水師営の別館

プロ野球・時事評論・就活・身の回りを中心にあれこれ述べるTwitterのスピンオフ的ブログ

ある同級生の内々定先

近づく大学生活の終わり

早々に忌まわしき就活を終え、怠惰な生活を送っていたところ秋風を感じる季節となりました。卒論を書かないと、思い出作りに友達と遊ばないとなどあれこれ思案する時期ですが、いよいよ来月には「内定式」を迎えることになりました。私は一番最初に会社説明を受け、一番最初に内定を貰ったところに入社することを即断しましたが、これがいい選択だったかは来春に答えが出ることでしょう。

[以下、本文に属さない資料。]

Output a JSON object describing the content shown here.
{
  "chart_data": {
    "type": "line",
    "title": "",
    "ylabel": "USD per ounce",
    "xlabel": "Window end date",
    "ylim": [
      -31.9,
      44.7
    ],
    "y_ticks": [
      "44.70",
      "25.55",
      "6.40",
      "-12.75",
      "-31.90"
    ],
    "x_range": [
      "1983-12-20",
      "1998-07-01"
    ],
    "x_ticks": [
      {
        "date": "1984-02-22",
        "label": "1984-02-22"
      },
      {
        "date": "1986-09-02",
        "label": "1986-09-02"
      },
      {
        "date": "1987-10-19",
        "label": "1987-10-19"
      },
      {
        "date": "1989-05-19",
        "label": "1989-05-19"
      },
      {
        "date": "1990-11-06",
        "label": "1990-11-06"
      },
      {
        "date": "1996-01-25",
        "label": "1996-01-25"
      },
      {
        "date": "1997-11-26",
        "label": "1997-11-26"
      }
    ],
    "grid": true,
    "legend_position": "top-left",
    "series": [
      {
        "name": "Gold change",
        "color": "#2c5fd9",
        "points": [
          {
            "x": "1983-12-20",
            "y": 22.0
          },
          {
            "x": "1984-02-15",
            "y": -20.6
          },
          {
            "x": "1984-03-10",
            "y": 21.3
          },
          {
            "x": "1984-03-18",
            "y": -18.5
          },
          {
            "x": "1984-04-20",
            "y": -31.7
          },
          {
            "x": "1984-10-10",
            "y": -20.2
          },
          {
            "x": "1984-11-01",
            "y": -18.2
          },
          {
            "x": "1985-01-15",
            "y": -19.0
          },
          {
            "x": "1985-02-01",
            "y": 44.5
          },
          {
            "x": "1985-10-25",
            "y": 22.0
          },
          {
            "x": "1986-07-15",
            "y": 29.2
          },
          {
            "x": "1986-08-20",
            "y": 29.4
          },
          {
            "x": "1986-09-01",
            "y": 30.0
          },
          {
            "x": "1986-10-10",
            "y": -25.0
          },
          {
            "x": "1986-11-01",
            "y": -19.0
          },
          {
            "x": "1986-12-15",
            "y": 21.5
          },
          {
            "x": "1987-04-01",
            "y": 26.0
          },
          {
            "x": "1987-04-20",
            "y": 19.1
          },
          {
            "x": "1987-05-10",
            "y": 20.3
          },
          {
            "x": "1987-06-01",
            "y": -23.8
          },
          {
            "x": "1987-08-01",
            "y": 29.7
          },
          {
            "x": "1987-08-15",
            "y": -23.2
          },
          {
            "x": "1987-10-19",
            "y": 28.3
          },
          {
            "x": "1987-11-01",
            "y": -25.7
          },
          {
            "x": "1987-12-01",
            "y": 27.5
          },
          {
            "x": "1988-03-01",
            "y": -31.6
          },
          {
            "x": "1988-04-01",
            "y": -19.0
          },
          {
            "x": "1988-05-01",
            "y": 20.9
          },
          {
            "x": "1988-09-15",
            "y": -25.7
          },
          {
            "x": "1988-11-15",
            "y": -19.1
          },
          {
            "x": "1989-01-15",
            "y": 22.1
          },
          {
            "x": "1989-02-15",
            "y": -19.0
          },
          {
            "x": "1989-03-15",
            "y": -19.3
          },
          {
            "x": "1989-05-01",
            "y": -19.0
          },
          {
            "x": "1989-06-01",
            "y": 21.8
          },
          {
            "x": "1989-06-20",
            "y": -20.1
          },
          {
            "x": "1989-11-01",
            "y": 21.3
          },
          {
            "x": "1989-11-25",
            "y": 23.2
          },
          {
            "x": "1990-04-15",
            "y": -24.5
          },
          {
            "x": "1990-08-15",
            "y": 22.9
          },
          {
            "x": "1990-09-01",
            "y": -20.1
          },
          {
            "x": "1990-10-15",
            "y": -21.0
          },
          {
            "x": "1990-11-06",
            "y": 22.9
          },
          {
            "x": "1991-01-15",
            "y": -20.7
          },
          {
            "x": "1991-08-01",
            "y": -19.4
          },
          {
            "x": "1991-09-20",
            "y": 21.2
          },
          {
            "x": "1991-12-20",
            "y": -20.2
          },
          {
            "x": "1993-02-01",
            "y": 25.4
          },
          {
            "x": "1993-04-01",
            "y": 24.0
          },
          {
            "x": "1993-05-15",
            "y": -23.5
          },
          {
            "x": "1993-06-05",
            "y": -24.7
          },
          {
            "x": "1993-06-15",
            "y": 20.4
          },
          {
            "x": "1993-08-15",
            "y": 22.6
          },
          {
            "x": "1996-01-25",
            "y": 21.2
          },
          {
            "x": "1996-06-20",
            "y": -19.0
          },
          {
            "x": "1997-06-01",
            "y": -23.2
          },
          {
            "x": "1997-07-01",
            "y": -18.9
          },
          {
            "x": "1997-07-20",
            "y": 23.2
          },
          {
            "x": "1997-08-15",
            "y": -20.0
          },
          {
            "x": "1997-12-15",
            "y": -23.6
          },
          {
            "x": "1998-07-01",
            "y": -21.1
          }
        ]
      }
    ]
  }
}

私は説明会や面接、内々定後の懇親会などで得た感触を根拠にブラック企業ではないと判断しましたが、世の中には悩むまでもなく、辞退すべき企業があるのも事実です。ネット上の情報、募集要項、業務内容などから勘案してそう言われます。今回はそんな危険な香りのする企業に内々定を貰い、辞退した同級生から感じたことをお話します。


有名企業から内々定を貰ったとはいえ

彼はある日、誰もが知る、規模的にも大企業な有名食品企業から内々定を貰ったと話してくれました。本人いわく「他の企業の面接もあるからまだ決めた訳ではない」と言ったので、私はおめでとうと次の面接頑張れよと言ってその場は終わりました。その後、私は『あの会社有名だし、どういう処遇なんだろうな』と気になりネットで検索をかけると、どうもよくない情報ばかり流れていました。


ネットの情報は玉石混淆だし過信は禁物と思いつつも、どうも昔から悪い噂ばかり流れる企業だったことが分かり、一抹の不安を覚えました。自分の就職先が本当にどうなのか分からないのに、人の人生を案じるのも変かと思いましたが、調べれば調べるほど『これはマズイ』と思うようになりました。有名だからホワイト、大企業だから安泰というのはこのご時世通用しないのかなと感じました。


私が不安に思った理由

まず「給料の低さ」です。もちろん初任給の高低がその後の生涯年収に直結するとは限りませんが、基本給があまりにも少なく、固定残業代込みの「残業代ありき」の給与体系なんだなと思いました。次に「激務な業務内容」です。文系新卒のほとんどが営業職とはいえ、そこの会社は体力勝負、長時間労働の要素が強い営業でした。彼は小柄で、痩せ形だったため大丈夫かな?とまた思いました。


社風も体育会系、離職率も同業他社に比べ高いなど彼の性格には合わない情報ばかり目にし、絶対潰されるなと危惧しました。後日その彼に再び会った時、私は「あそこは止めた方がいいし、せっかくの売り手市場なんだから他の企業に行った方がいい。」と言いました。私の話が影響したのかは知りませんが結局彼は全く違う業種の事務職から内々定を貰い、そこに行くことになりました。


当たりクジを引くために

どこの企業説明会に言っても悪いことは当然言いません。私が受かったところももれなくそうだったと思いますが、選考過程を経ていく中で感じたものを信じることにします。一方で信憑性の高い悪評ばかり流れる企業には信頼は生まれず、払拭するための行動を彼らは起こす責任があるはずです。しかしそうした態度がないまま現在に至ると思うとそこの商品を買う気はどんどんなくなりました。


税金は上がるが、給料や経済の大幅な成長は期待できない時代だからこそ安定や労働環境の良さを求める傾向が強まっているのでしょう。また就活というコストばかりかかる「茶番」を経験したからこそ一回で「ホワイト企業」を掴みたい意識も安定志向の要因の一つと思います。今後就職する皆さんも知名度や企業規模だけで選ぶのではなく自分の性格に合うか、健康に働けるか、処遇はどうか多角的な判断基準を作ることを推奨します。